Gary M. Beckman, Professor of Hittite and Mesopotamian Studies at the University of Michigan, Ann Arbor.
A historian of the ancient Near East, he has published widely on Hittite religion and on Hittite social organization and diplomacy. He also compiled two catalogues of the Old Babylonian cuneiform tablets held by the Babylonian Collection of Yale University. The focus of his current research is the reception and adaptation of Syro-Mesopotamian culture by the Hittites.


H. Craig Melchert, A. Richard Diebold Professor of Indo-European Studies and Professor of Linguistics, Emeritus, UCLA.
A specialist in the Indo-European languages of ancient Anatolia, he is the author of Anatolian Historical Phonology (Rodopi 1994), A Dictionary of the Lycian Language (Beechstave 2004), and A Grammar of the Hittite Language with Harry A. Hoffner, Jr. (Eisenbrauns 2008).  He is also the editor of The Luwians (Brill 2003), and authored numerous articles on the grammar and historical linguistic aspects of the Anatolian languages.

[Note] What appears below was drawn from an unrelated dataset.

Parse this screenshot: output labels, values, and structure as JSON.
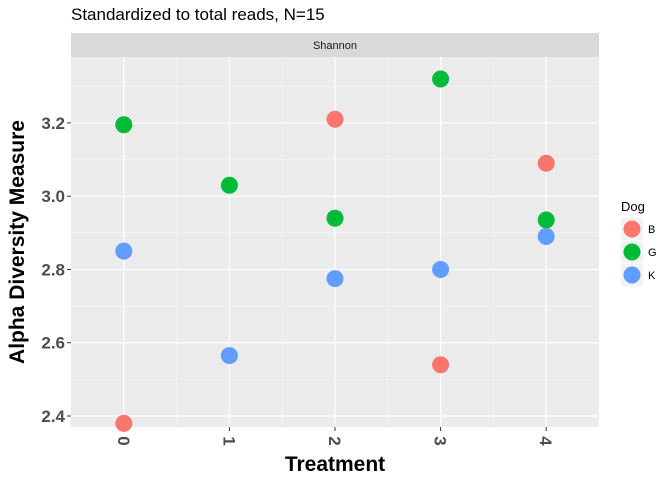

Prof. Dr. phil. Dr. h.c. Gernot Wilhelm, President of the Akademie der Wissenschaften und der Literatur Mainz; Lehrstuhl für Altorientalistik Julius-Maximilians Universität Würzburg, Germany (Emeritus).
His research focus and many publications cover the history and culture of the ancient Near East in the second millennium B.C.; Hurrian and Urartian language; peripheral Akkadian (especially Nuzi); Hittite history and (Hurro-)Hittite religion.